WOWOWが映画愛を詰め込んだ、唯一無二の“映画館”「W座」の10年とこれから
「“配信時代”は、WOWOWにとってピンチではない」
「W座」が放送開始してからこの10年の間で映画を取り巻く環境は大きく変化し、その最たるものは、WOWOWのような有料放送にとって大きなライバルとなりかねない配信サービスの台頭だ。「配信サービスはとても便利だと感じていますし、実際に多くの方々が体験されている。だからこそ、これはWOWOWにとってピンチではなくチャンスではないかと思っています」と、宮田は前向きな姿勢を明らかにする。
「無機質なインターフェイスから送られるリコメンドには温もりがなく、自分はなにが好きでなにを観たいのか、なかなか気付けないのではないかと思ってしまうものです。でもWOWOWの番組編成にはきちんとしたメッセージがある。このラインナップに託したメッセージを視聴者に伝え、体感してもらえることができれば、僕たちは放送業者としてひとつ上の段階にいけると考えています」。
「映画の見方は人それぞれ、正解も間違いもない」
その一環として「W座」では、実際に視聴者と触れ合うイベントが行われてきた。
2018年秋には第31回東京国際映画祭とコラボレーションを果たし、日本初お披露目となる作品の上映を兼ねた公開収録を敢行。また昨年も京都の出町座で公開収録を行った後、小山薫堂が主人を務める「下鴨茶寮」で懇親会が開催された。
「自分の好きなものを、好きな人たちと話しながら食事をする、というのは良いコミュニケーションだなと思いました。次回の開催を希望される声もたくさんあがっています」と、今後も同様の企画を開催する意欲をのぞかせる。
「よく小山さんたちが収録の後に『こんな会話でいいのかな?映画のこと全然話してないけれど』と仰るのですが、僕はいつも『それでいいと思います』と返すんです。映画の見方って人それぞれで、正解も間違いもない。自分のなかでどう昇華させていくかだと思います。お2人に自分ごととして話していただくことで、視聴者にも自分ごととして受け止めてもらう。そうすることで、ただ映画を観るだけではない新たな気付きが生まれていくのだと思っています」。

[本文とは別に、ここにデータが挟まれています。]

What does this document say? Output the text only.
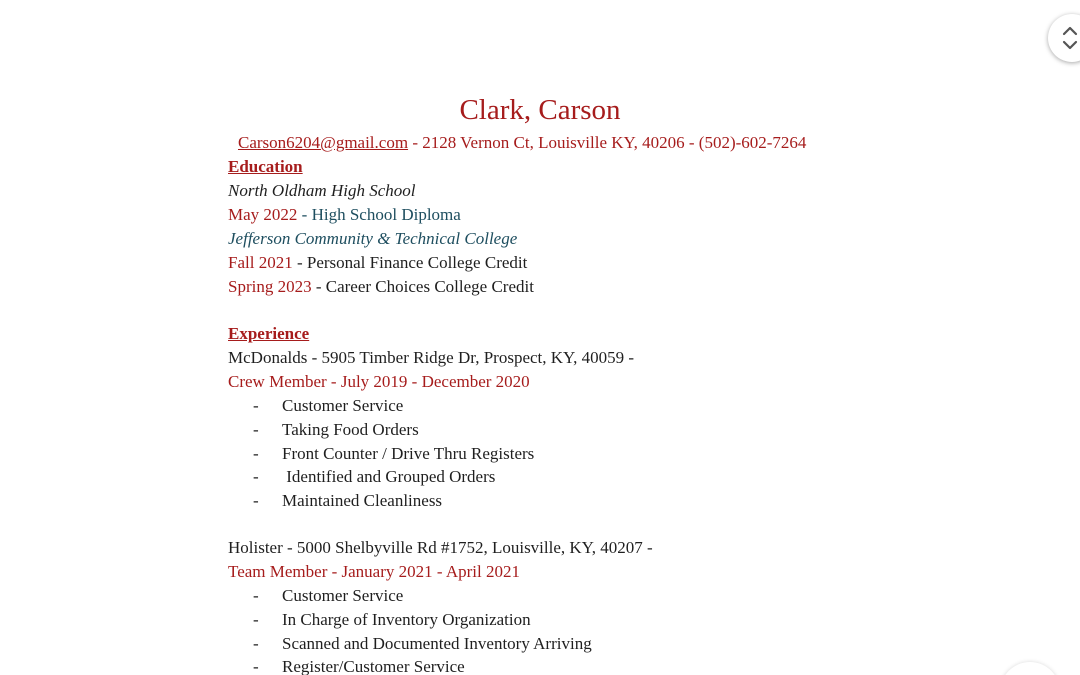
Clark, Carson
Carson6204@gmail.com - 2128 Vernon Ct, Louisville KY, 40206 - (502)-602-7264
Education
North Oldham High School
May 2022 - High School Diploma
Jefferson Community & Technical College
Fall 2021 - Personal Finance College Credit
Spring 2023 - Career Choices College Credit
Experience
McDonalds - 5905 Timber Ridge Dr, Prospect, KY, 40059 -
Crew Member - July 2019 - December 2020
- Customer Service
- Taking Food Orders
- Front Counter / Drive Thru Registers
- Identified and Grouped Orders
- Maintained Cleanliness
Holister - 5000 Shelbyville Rd #1752, Louisville, KY, 40207 -
Team Member - January 2021 - April 2021
- Customer Service
- In Charge of Inventory Organization
- Scanned and Documented Inventory Arriving
- Register/Customer Service
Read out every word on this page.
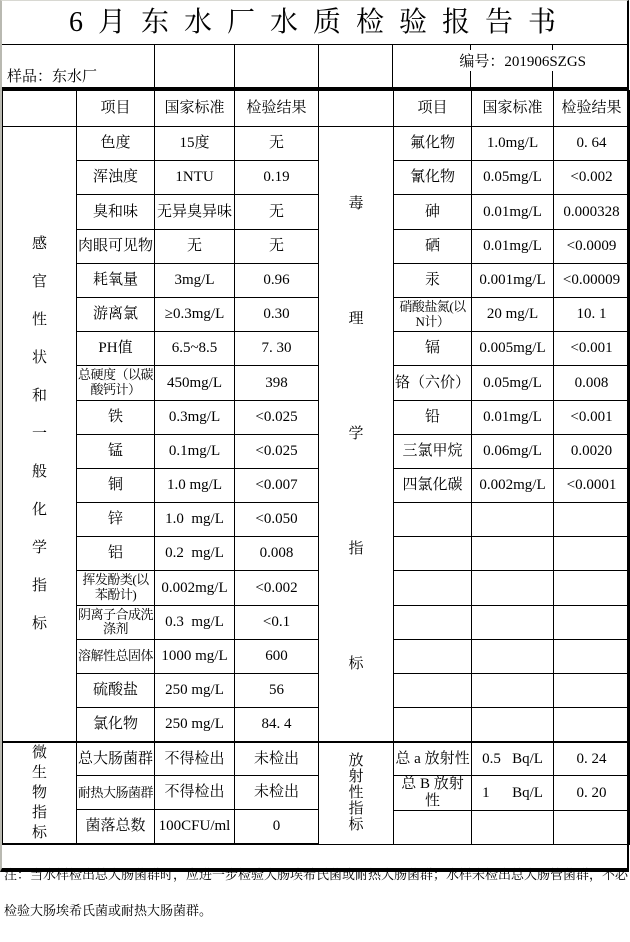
6 月 东 水 厂 水 质 检 验 报 告 书
样品：东水厂
编号：201906SZGS
	项目	国家标准	检验结果

感
官
性
状
和
一
般
化
学
指
标
	色度	15度	无
	浑浊度	1NTU	0.19
	臭和味	无异臭异味	无
	肉眼可见物	无	无
	耗氧量	3mg/L	0.96
	游离氯	≥0.3mg/L	0.30
	PH值	6.5~8.5	7. 30
	总硬度（以碳酸钙计）	450mg/L	398
	铁	0.3mg/L	<0.025
	锰	0.1mg/L	<0.025
	铜	1.0 mg/L	<0.007
	锌	1.0  mg/L	<0.050
	铝	0.2  mg/L	0.008
	挥发酚类(以苯酚计)	0.002mg/L	<0.002
	阴离子合成洗涤剂	0.3  mg/L	<0.1
	溶解性总固体	1000 mg/L	600
	硫酸盐	250 mg/L	56
	氯化物	250 mg/L	84. 4

微
生
物
指
标	总大肠菌群	不得检出	未检出
	耐热大肠菌群	不得检出	未检出
	菌落总数	100CFU/ml	0
	项目	国家标准	检验结果

毒
理
学
指
标	氟化物	1.0mg/L	0. 64
	氰化物	0.05mg/L	<0.002
	砷	0.01mg/L	0.000328
	硒	0.01mg/L	<0.0009
	汞	0.001mg/L	<0.00009
	硝酸盐氮(以N计）	20 mg/L	10. 1
	镉	0.005mg/L	<0.001
	铬（六价）	0.05mg/L	0.008
	铅	0.01mg/L	<0.001
	三氯甲烷	0.06mg/L	0.0020
	四氯化碳	0.002mg/L	<0.0001

放
射
性
指
标	总 a 放射性	0.5   Bq/L	0. 24
	总 B 放射性	1      Bq/L	0. 20

注：当水样检出总大肠菌群时，应进一步检验大肠埃希氏菌或耐热大肠菌群；水样未检出总大肠管菌群，不必

检验大肠埃希氏菌或耐热大肠菌群。
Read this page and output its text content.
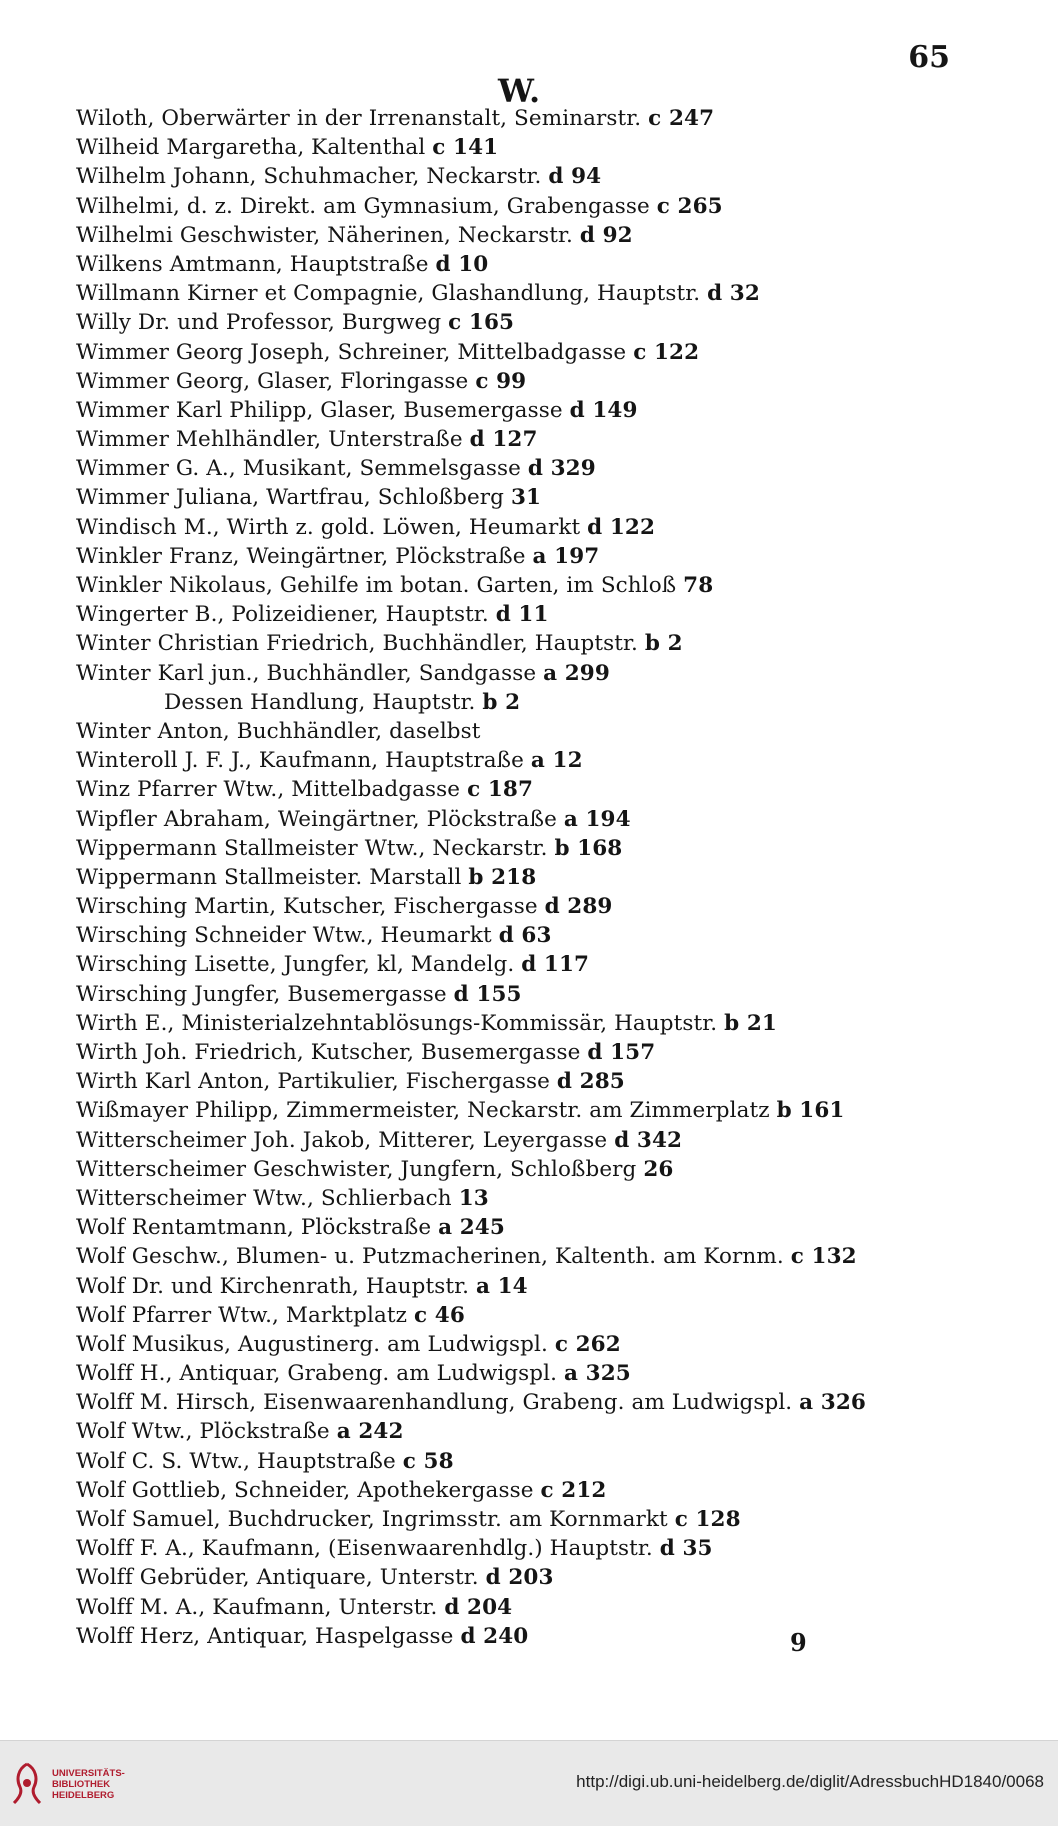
65
W.
Wiloth, Oberwärter in der Irrenanstalt, Seminarstr. c 247
Wilheid Margaretha, Kaltenthal c 141
Wilhelm Johann, Schuhmacher, Neckarstr. d 94
Wilhelmi, d. z. Direkt. am Gymnasium, Grabengasse c 265
Wilhelmi Geschwister, Näherinen, Neckarstr. d 92
Wilkens Amtmann, Hauptstraße d 10
Willmann Kirner et Compagnie, Glashandlung, Hauptstr. d 32
Willy Dr. und Professor, Burgweg c 165
Wimmer Georg Joseph, Schreiner, Mittelbadgasse c 122
Wimmer Georg, Glaser, Floringasse c 99
Wimmer Karl Philipp, Glaser, Busemergasse d 149
Wimmer Mehlhändler, Unterstraße d 127
Wimmer G. A., Musikant, Semmelsgasse d 329
Wimmer Juliana, Wartfrau, Schloßberg 31
Windisch M., Wirth z. gold. Löwen, Heumarkt d 122
Winkler Franz, Weingärtner, Plöckstraße a 197
Winkler Nikolaus, Gehilfe im botan. Garten, im Schloß 78
Wingerter B., Polizeidiener, Hauptstr. d 11
Winter Christian Friedrich, Buchhändler, Hauptstr. b 2
Winter Karl jun., Buchhändler, Sandgasse a 299
Dessen Handlung, Hauptstr. b 2
Winter Anton, Buchhändler, daselbst
Winteroll J. F. J., Kaufmann, Hauptstraße a 12
Winz Pfarrer Wtw., Mittelbadgasse c 187
Wipfler Abraham, Weingärtner, Plöckstraße a 194
Wippermann Stallmeister Wtw., Neckarstr. b 168
Wippermann Stallmeister. Marstall b 218
Wirsching Martin, Kutscher, Fischergasse d 289
Wirsching Schneider Wtw., Heumarkt d 63
Wirsching Lisette, Jungfer, kl, Mandelg. d 117
Wirsching Jungfer, Busemergasse d 155
Wirth E., Ministerialzehntablösungs-Kommissär, Hauptstr. b 21
Wirth Joh. Friedrich, Kutscher, Busemergasse d 157
Wirth Karl Anton, Partikulier, Fischergasse d 285
Wißmayer Philipp, Zimmermeister, Neckarstr. am Zimmerplatz b 161
Witterscheimer Joh. Jakob, Mitterer, Leyergasse d 342
Witterscheimer Geschwister, Jungfern, Schloßberg 26
Witterscheimer Wtw., Schlierbach 13
Wolf Rentamtmann, Plöckstraße a 245
Wolf Geschw., Blumen- u. Putzmacherinen, Kaltenth. am Kornm. c 132
Wolf Dr. und Kirchenrath, Hauptstr. a 14
Wolf Pfarrer Wtw., Marktplatz c 46
Wolf Musikus, Augustinerg. am Ludwigspl. c 262
Wolff H., Antiquar, Grabeng. am Ludwigspl. a 325
Wolff M. Hirsch, Eisenwaarenhandlung, Grabeng. am Ludwigspl. a 326
Wolf Wtw., Plöckstraße a 242
Wolf C. S. Wtw., Hauptstraße c 58
Wolf Gottlieb, Schneider, Apothekergasse c 212
Wolf Samuel, Buchdrucker, Ingrimsstr. am Kornmarkt c 128
Wolff F. A., Kaufmann, (Eisenwaarenhdlg.) Hauptstr. d 35
Wolff Gebrüder, Antiquare, Unterstr. d 203
Wolff M. A., Kaufmann, Unterstr. d 204
Wolff Herz, Antiquar, Haspelgasse d 240	9
UNIVERSITÄTS-
BIBLIOTHEK
HEIDELBERG
http://digi.ub.uni-heidelberg.de/diglit/AdressbuchHD1840/0068
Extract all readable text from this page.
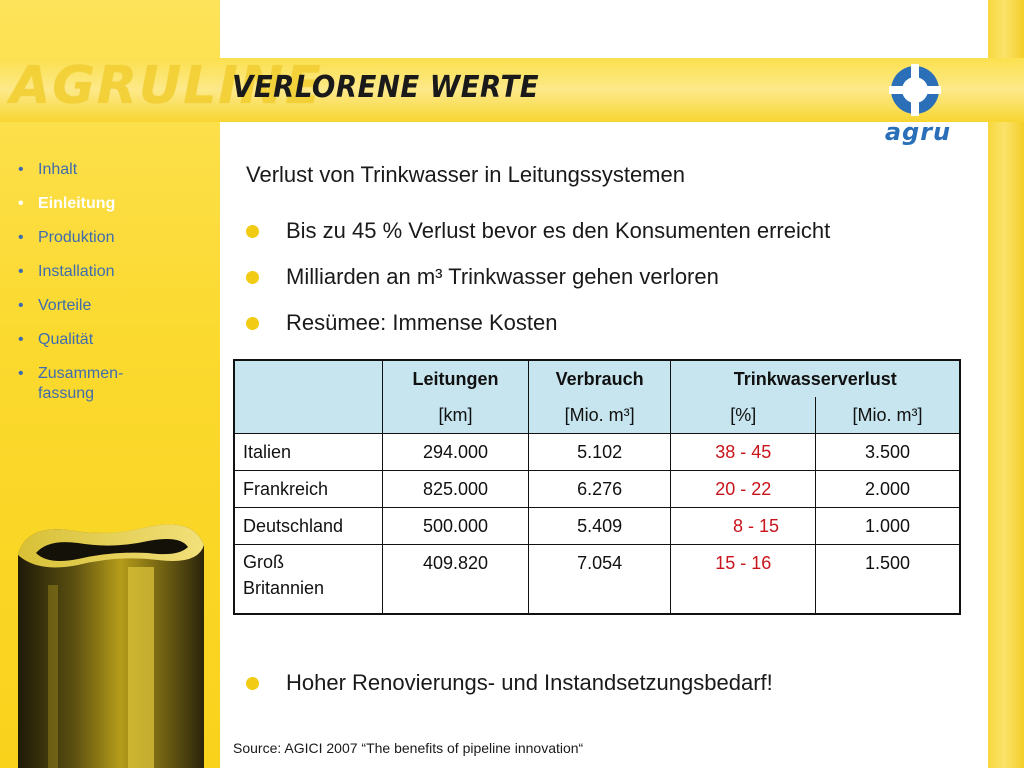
AGRULINE
VERLORENE WERTE
agru
• Inhalt
• Einleitung
• Produktion
• Installation
• Vorteile
• Qualität
• Zusammen-
fassung
Verlust von Trinkwasser in Leitungssystemen
Bis zu 45 % Verlust bevor es den Konsumenten erreicht
Milliarden an m³ Trinkwasser gehen verloren
Resümee: Immense Kosten
	Leitungen	Verbrauch	Trinkwasserverlust	
	[km]	[Mio. m³]	[%]	[Mio. m³]
Italien	294.000	5.102	38 - 45	3.500
Frankreich	825.000	6.276	20 - 22	2.000
Deutschland	500.000	5.409	8 - 15	1.000
Groß
Britannien	409.820	7.054	15 - 16	1.500
Hoher Renovierungs- und Instandsetzungsbedarf!
Source: AGICI 2007 “The benefits of pipeline innovation“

さらに宮田は、10周年イヤーの野望として「常設の、リアルな映画館を作りたい」と語る。「WOWOWの放送とうまく兼ね合いをとりながら上映作品を選び、新しい“映画とWOWOW”を提供していくリアルな“映画館”を持ちたいんです。まあ、あくまで僕の一個人としての夢ですけどね(笑)」。
映画愛にあふれた男たちと、「W座」の10年にわたる挑戦は、次の10年に向かって走りだしたばかりだ。